For the vast majority of runners, ARC vs UKA is irrelevant. You will not get your time recorded on www.thepowerof10.info or on www.runbritain.com anbd if you want to qualify for the UKA champiopnships it needs to be in a UKA recognised race but that does not apply to most of us.
I think it is a shame the situation has arose, and maybe the UKA needs to look at how it can appeal to pure road runing clubs and not stick with clubs who have a track and field history.
At the speed i run/jog, the issue of ARC v UKA means diddly squat.
I'm keen to take part. As long as it goes ahead, safely, and there are enough runners to have banter/chat with on the run, I'll be happy.
PS - as long as there aren't too many hills
Indeed, it seems that some well-known and liked races run under ARC - e.g. from the Oakley 20 website....
"ARC Race Permit No: 11/29 - Incorporates the Beds AAA 20 Mile Road Race Championship"

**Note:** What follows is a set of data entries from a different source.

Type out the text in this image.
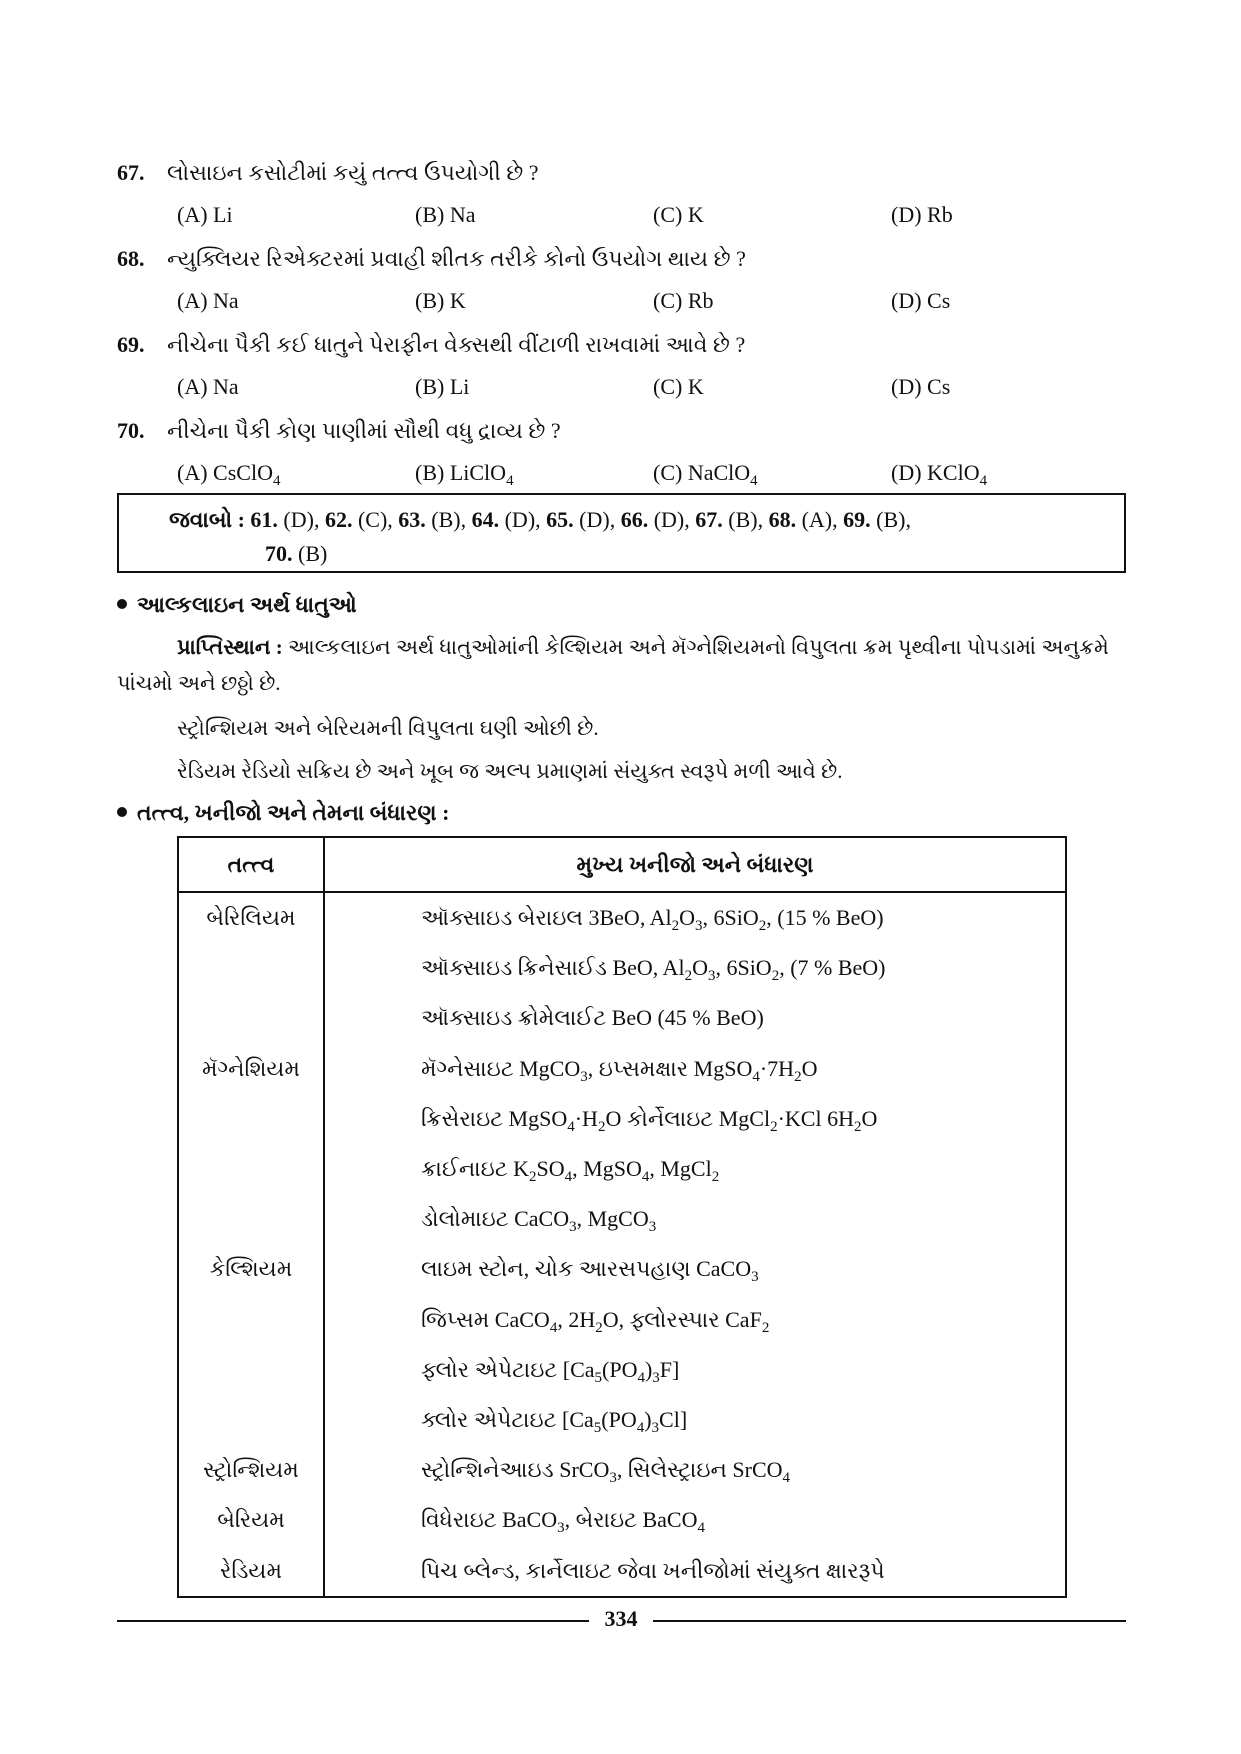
67. લોસાઇન કસોટીમાં કયું તત્ત્વ ઉપયોગી છે ?
(A) Li	(B) Na	(C) K	(D) Rb
68. ન્યુક્લિયર રિએક્ટરમાં પ્રવાહી શીતક તરીકે કોનો ઉપયોગ થાય છે ?
(A) Na	(B) K	(C) Rb	(D) Cs
69. નીચેના પૈકી કઈ ધાતુને પેરાફીન વેક્સથી વીંટાળી રાખવામાં આવે છે ?
(A) Na	(B) Li	(C) K	(D) Cs
70. નીચેના પૈકી કોણ પાણીમાં સૌથી વધુ દ્રાવ્ય છે ?
(A) CsClO$_4$	(B) LiClO$_4$	(C) NaClO$_4$	(D) KClO$_4$
જવાબો : 61. (D), 62. (C), 63. (B), 64. (D), 65. (D), 66. (D), 67. (B), 68. (A), 69. (B),
70. (B)
આલ્કલાઇન અર્થ ધાતુઓ
પ્રાપ્તિસ્થાન : આલ્કલાઇન અર્થ ધાતુઓમાંની કેલ્શિયમ અને મૅગ્નેશિયમનો વિપુલતા ક્રમ પૃથ્વીના પોપડામાં અનુક્રમે
પાંચમો અને છઠ્ઠો છે.
સ્ટ્રોન્શિયમ અને બેરિયમની વિપુલતા ઘણી ઓછી છે.
રેડિયમ રેડિયો સક્રિય છે અને ખૂબ જ અલ્પ પ્રમાણમાં સંયુક્ત સ્વરૂપે મળી આવે છે.
તત્ત્વ, ખનીજો અને તેમના બંધારણ :
તત્ત્વ	મુખ્ય ખનીજો અને બંધારણ
બેરિલિયમ	ઑક્સાઇડ બેરાઇલ 3BeO, $Al_2O_3$, 6SiO$_2$, (15 % BeO)
	ઑક્સાઇડ ક્રિનેસાઈડ BeO, $Al_2O_3$, 6SiO$_2$, (7 % BeO)
	ઑક્સાઇડ ક્રોમેલાઈટ BeO (45 % BeO)
મૅગ્નેશિયમ	મૅગ્નેસાઇટ MgCO$_3$, ઇપ્સમક્ષાર $MgSO_4\cdot 7H_2O$
	ક્રિસેરાઇટ $MgSO_4\cdot H_2O$ કોર્નેલાઇટ MgCl$_2$·KCl $6H_2O$
	ક્રાઈનાઇટ $K_2SO_4$, MgSO$_4$, MgCl$_2$
	ડોલોમાઇટ CaCO$_3$, MgCO$_3$
કેલ્શિયમ	લાઇમ સ્ટોન, ચોક આરસપહાણ CaCO$_3$
	જિપ્સમ CaCO$_4$, $2H_2O$, ફ્લોરસ્પાર CaF$_2$
	ફ્લોર એપેટાઇટ $[Ca_5(PO_4)_3F]$
	ક્લોર એપેટાઇટ $[Ca_5(PO_4)_3Cl]$
સ્ટ્રોન્શિયમ	સ્ટ્રોન્શિનેઆઇડ SrCO$_3$, સિલેસ્ટ્રાઇન SrCO$_4$
બેરિયમ	વિધેરાઇટ BaCO$_3$, બેરાઇટ BaCO$_4$
રેડિયમ	પિચ બ્લેન્ડ, કાર્નેલાઇટ જેવા ખનીજોમાં સંયુક્ત ક્ષારરૂપે
334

And there will always be clashes. The Finstock and Longworth 10ks are both on the proposed date, but are pleasant country races rather than the (fairly) large city half-marathon that this looks to be. At first glance they seem different beasts and so perhaps the clash will not be such a big deal. Although if I were an organiser of either 10k, I think I might have appreciated a heads-up a lot earlier so that the clash could have perhaps been avoided altogether, to be fair...

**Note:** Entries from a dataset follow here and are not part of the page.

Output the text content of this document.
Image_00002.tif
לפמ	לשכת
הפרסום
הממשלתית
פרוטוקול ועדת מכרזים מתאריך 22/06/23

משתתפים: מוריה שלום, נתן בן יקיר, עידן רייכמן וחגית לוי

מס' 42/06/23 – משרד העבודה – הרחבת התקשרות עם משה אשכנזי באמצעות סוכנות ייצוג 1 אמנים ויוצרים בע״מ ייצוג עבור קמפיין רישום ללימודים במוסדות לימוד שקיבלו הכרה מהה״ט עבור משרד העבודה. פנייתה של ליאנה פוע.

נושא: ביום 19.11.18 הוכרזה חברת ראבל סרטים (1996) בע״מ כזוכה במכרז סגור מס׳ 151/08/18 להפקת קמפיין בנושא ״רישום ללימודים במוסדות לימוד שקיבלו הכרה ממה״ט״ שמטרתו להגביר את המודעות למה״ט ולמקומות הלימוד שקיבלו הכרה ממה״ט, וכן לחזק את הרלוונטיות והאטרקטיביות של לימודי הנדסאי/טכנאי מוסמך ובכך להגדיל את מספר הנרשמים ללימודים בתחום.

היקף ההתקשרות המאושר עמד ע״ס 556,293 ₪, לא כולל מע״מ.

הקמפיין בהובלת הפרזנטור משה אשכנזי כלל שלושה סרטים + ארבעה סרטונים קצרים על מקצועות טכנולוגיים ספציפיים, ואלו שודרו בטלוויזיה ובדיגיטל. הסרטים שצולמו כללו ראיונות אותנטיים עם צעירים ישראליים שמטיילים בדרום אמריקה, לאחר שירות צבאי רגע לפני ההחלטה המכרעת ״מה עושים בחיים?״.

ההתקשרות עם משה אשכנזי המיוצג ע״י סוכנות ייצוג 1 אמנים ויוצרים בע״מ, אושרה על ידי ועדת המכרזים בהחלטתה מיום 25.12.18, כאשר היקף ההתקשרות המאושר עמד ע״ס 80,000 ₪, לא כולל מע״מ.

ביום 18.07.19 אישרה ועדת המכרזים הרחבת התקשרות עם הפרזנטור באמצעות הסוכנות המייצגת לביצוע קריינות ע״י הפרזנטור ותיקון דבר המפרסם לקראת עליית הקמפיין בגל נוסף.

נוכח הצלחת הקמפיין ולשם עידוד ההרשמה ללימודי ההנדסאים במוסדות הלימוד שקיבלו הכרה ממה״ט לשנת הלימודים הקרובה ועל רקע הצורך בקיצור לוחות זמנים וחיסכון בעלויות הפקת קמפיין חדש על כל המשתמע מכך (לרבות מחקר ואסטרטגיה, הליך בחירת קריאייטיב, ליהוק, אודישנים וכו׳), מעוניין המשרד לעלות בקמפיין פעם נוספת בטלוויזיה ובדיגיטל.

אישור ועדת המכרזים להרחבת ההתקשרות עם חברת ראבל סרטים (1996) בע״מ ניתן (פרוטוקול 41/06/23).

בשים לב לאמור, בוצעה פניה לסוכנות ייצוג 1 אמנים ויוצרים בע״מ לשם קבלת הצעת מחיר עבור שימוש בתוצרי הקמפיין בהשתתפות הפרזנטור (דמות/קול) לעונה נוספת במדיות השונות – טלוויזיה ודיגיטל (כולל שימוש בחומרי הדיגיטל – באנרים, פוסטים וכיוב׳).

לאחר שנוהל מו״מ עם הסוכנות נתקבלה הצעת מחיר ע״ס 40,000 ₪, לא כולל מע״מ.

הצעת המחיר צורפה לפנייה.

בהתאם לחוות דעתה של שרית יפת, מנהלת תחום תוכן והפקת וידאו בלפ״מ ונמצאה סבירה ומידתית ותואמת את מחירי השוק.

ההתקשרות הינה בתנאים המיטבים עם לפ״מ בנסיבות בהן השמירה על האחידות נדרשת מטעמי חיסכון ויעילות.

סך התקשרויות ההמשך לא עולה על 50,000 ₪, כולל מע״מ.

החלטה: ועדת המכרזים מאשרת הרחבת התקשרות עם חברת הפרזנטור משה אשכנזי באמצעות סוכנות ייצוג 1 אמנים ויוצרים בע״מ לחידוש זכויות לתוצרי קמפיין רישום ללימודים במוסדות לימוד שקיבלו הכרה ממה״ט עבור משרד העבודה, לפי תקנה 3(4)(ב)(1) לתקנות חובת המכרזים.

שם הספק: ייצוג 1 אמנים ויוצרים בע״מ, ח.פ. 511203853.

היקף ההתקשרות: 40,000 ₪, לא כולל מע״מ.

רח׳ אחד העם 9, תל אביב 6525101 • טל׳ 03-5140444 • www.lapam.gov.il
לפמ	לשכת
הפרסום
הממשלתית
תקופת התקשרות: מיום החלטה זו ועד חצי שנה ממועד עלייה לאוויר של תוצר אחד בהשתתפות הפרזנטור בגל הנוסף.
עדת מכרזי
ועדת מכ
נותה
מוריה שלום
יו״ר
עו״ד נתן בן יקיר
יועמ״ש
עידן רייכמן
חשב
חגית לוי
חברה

I'm waiting to see what the council makes of the route and the traffic management plan. The Sussex marathon had to do a late route change because of council / traffic concerns, I remember...

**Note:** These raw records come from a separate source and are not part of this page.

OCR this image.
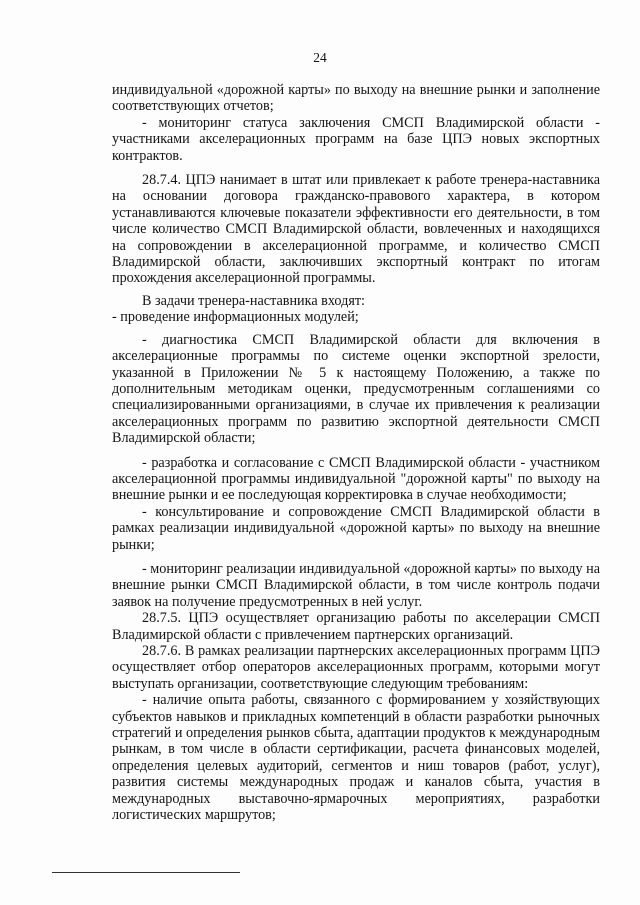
24

индивидуальной «дорожной карты» по выходу на внешние рынки и заполнение соответствующих отчетов;

- мониторинг статуса заключения СМСП Владимирской области - участниками акселерационных программ на базе ЦПЭ новых экспортных контрактов.

28.7.4. ЦПЭ нанимает в штат или привлекает к работе тренера-наставника на основании договора гражданско-правового характера, в котором устанавливаются ключевые показатели эффективности его деятельности, в том числе количество СМСП Владимирской области, вовлеченных и находящихся на сопровождении в акселерационной программе, и количество СМСП Владимирской области, заключивших экспортный контракт по итогам прохождения акселерационной программы.

В задачи тренера-наставника входят:

- проведение информационных модулей;

- диагностика СМСП Владимирской области для включения в акселерационные программы по системе оценки экспортной зрелости, указанной в Приложении № 5 к настоящему Положению, а также по дополнительным методикам оценки, предусмотренным соглашениями со специализированными организациями, в случае их привлечения к реализации акселерационных программ по развитию экспортной деятельности СМСП Владимирской области;

- разработка и согласование с СМСП Владимирской области - участником акселерационной программы индивидуальной "дорожной карты" по выходу на внешние рынки и ее последующая корректировка в случае необходимости;

- консультирование и сопровождение СМСП Владимирской области в рамках реализации индивидуальной «дорожной карты» по выходу на внешние рынки;

- мониторинг реализации индивидуальной «дорожной карты» по выходу на внешние рынки СМСП Владимирской области, в том числе контроль подачи заявок на получение предусмотренных в ней услуг.

28.7.5. ЦПЭ осуществляет организацию работы по акселерации СМСП Владимирской области с привлечением партнерских организаций.

28.7.6. В рамках реализации партнерских акселерационных программ ЦПЭ осуществляет отбор операторов акселерационных программ, которыми могут выступать организации, соответствующие следующим требованиям:

- наличие опыта работы, связанного с формированием у хозяйствующих субъектов навыков и прикладных компетенций в области разработки рыночных стратегий и определения рынков сбыта, адаптации продуктов к международным рынкам, в том числе в области сертификации, расчета финансовых моделей, определения целевых аудиторий, сегментов и ниш товаров (работ, услуг), развития системы международных продаж и каналов сбыта, участия в международных выставочно-ярмарочных мероприятиях, разработки логистических маршрутов;
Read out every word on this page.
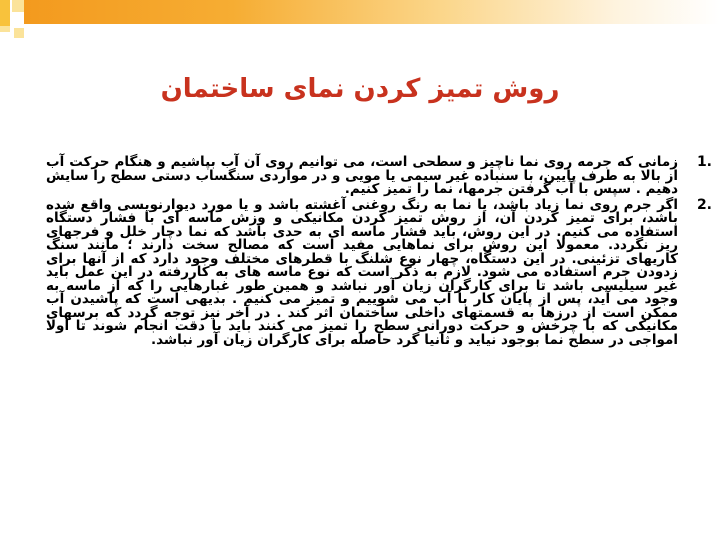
روش تمیز کردن نمای ساختمان
1.
زمانی که جرمه روی نما ناچیز و سطحی است، می توانیم روی آن آب بپاشیم و هنگام حرکت آب از بالا به طرف پایین، با سنباده غیر سیمی یا مویی و در مواردی سنگساب دستی سطح را سایش دهیم . سپس با آب گرفتن جرمها، نما را تمیز کنیم.
2.
اگر جرم روی نما زیاد باشد، یا نما به رنگ روغنی آغشته باشد و یا مورد دیوارنویسی واقع شده باشد، برای تمیز کردن آن، از روش تمیز کردن مکانیکی و وزش ماسه ای با فشار دستگاه استفاده می کنیم. در این روش، باید فشار ماسه ای به حدی باشد که نما دچار خلل و فرجهای ریز نگردد. معمولا این روش برای نماهایی مفید است که مصالح سخت دارند ؛ مانند سنگ کاریهای تزئینی. در این دستگاه، چهار نوع شلنگ با قطرهای مختلف وجود دارد که از آنها برای زدودن جرم استفاده می شود. لازم به ذکر است که نوع ماسه های به کاررفته در این عمل باید غیر سیلیسی باشد تا برای کارگران زیان آور نباشد و همین طور غبارهایی را که از ماسه به وجود می آید، پس از پایان کار با آب می شوییم و تمیز می کنیم . بدیهی است که پاشیدن آب ممکن است از درزها به قسمتهای داخلی ساختمان اثر کند . در آخر نیز توجه گردد که برسهای مکانیکی که با چرخش و حرکت دورانی سطح را تمیز می کنند باید با دقت انجام شوند تا اولا امواجی در سطح نما بوجود نیاید و ثانیا گرد حاصله برای کارگران زیان آور نباشد.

Will be interesting to see how this one works out. I don't have any personal interest in the affair either way
Runners should hang on to their money until the event has official permission, fees are unlikely to be refunded under the entry terms and conditions if it is cancelled. If ARC can issue a permit for a large event before local authority and police permission has been saught it suggests they are naive as well. The organiser claimed he was seeking a UKA licence and then obviously realised he wouldn't get it. The Oxford Town and Gown 10K has a large local organising committee with back-up from a national charity and 20 years experience but it is still quite a difficult event to mount in busy Oxford. If there is such a local committee for this event they have successfully remained invisible to date. The route has obvious traffic difficulties, especially where it passes close to the Nuffield and Churchill Hospitals and the Oxford Ambulance Station and where it crosses the Cowley and Iffley Roads. The latter is already bedevilled by major road works which will last until November. If there is a way of devising this route without bringing most of East Oxford to a standstill for much of the morning it would be good to hear it. Businesses and local communities require much preparatory groundwork to tolerate this sort of disruption with good will. If you want to race in Oxford you already have the 10K which is long established and follows a much more scenic route. There used to be a Half Marathon in Oxford (1988-93) which was well organised by local charities but it folded due to, er, traffic problems.
loulabell wrote (see)
..i for one hope this event does go ahead as i think it will be extremely popular due to its beautiful surroundings.....
Old Shadowfax wrote (see)
but the back of Blackbird Leys, the Eastern bypass and the southern bypass aren't Oxford's best bits!
PMJ- but how else could you get from BBL to High Wycombe?
Loulabell- I agree the runners might be tempted back into the city centre which would be good for business, but I doubt they'll go from the finish what with all the roads closed from Kassam to the city.